Both of these formulas
are for distributions in one dimension. How do they relate to a unit circle?

11. Jan 29, 2016

### rabbed

It's the radial part from the center to a point inside the circle.
The other part (which is the same for both cases) is the angular part = 2*pi*v with (0 < v < 1) coming from a uniform distribution.

Btw, I'm pretty sure that sqrt(-2*log(u)) should be changed to sqrt(-2*ln(u)) since we are dealing with powers of e.

12. Jan 29, 2016

### mathman

r*sqrt(u) gives points between 0 and r, sqrt(-2ln(u)) gives points between 0 and infinity. The first gives points uniform on the unit disc, the second gives (two) normally distributed points.

13. Jan 30, 2016

### rabbed

But according to the link I posted, the normal distribution method can be used to give uniform points on the unit disk also.
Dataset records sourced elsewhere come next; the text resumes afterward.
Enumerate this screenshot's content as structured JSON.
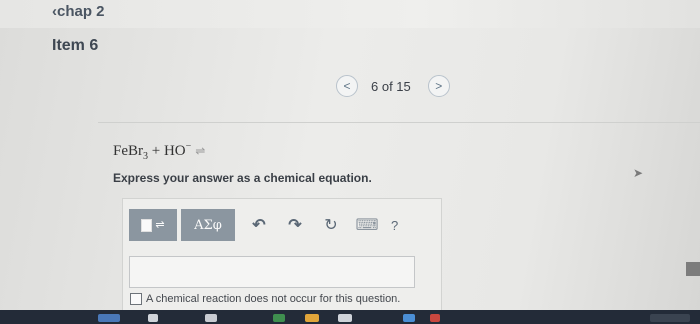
{
  "nav": {
    "back_label": "‹chap 2",
    "item_title": "Item 6"
  },
  "pager": {
    "count": "6 of 15",
    "prev_symbol": "<",
    "next_symbol": ">"
  },
  "question": {
    "reactant1": "FeBr",
    "reactant1_sub": "3",
    "plus": " + ",
    "reactant2": "HO",
    "reactant2_sup": "−",
    "arrow": "⇌",
    "instruction": "Express your answer as a chemical equation."
  },
  "toolbar": {
    "greek_label": "ΑΣφ",
    "undo_symbol": "↶",
    "redo_symbol": "↷",
    "reset_symbol": "↻",
    "keyboard_symbol": "⌨",
    "help_label": "?"
  },
  "answer": {
    "value": ""
  },
  "no_reaction": {
    "label": "A chemical reaction does not occur for this question."
  }
}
I just realized something, the 'basic' method gives uniform points on the unit disk by:
P = sqrt(U)*e^(i*2*pi*V)
using
U_PDF(u) = 1 (0 < u < 1)
V_PDF(v) = 1 (0 < v < 1)

while the other method must do it by:
P = sqrt(-2ln(K))*e^(i*2*pi*V)
using
K = e^(-0.5*k) (0 < k < 1)
V_PDF(v) = 1 (0 < v < 1)

..which will give the same result. Correct?

But what is K, the inverse CDF of some PDF? It should be possible to work backwards to get the normal distribution..

Last edited: Jan 30, 2016